Answer:
If and only if the object has 0 speed. Any other case is a no.
Explanation:
In increasing math complexity:
If the graph of a distance/time is a straight line with a non-zero slope it means that the velocity-time graph is an horizontal line where every point has the same second coordinate, equal to the value of the slope of the first line (ie, if the first line has equation [tex]y=2t[/tex] the second line will have equation [tex]y=2[/tex] - I'm using y to denote either the distance or the speed, read it as "the non-time variable")
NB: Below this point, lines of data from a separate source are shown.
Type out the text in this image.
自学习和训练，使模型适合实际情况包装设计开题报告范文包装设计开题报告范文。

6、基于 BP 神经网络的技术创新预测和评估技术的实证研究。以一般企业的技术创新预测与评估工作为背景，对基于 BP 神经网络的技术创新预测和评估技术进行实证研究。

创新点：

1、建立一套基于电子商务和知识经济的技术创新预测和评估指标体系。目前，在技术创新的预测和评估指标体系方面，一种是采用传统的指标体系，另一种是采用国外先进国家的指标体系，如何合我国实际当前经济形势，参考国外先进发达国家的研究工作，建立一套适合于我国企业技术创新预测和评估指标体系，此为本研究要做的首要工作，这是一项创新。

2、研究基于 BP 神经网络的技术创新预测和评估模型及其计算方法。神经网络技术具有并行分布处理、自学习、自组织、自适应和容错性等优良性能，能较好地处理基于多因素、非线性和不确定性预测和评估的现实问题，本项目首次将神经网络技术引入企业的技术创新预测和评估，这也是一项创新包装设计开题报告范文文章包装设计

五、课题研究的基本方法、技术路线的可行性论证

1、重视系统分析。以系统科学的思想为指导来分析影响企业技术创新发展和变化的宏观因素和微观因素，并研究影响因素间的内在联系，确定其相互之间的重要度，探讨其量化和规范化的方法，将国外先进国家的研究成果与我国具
If the graph of a speed/time is a straight line, the graph of the distance/time is the area of the region of space beneath the straight line in the first graph, ie a triangle. And as you increase the sides of that triangle keeping the angles fixed, you get a parabolic curve.
Bonus case: if [tex]v(t)= 0; d(t) = 0[/tex], they are both straight lines, they both pass through the origin, and they are the exact same line.
With calculus (or: math becomes fun after you add the alphabet to it)
You are asking if the answer of the IVP
[tex]\left \{ {{x'=x} \atop {x(0)=0}} \right.[/tex]
is a linear function. The answer is: besides the obvious [tex]x(t)'=x(t)=0 \ \forall t[/tex] there are no other solutions, linear or otherwise.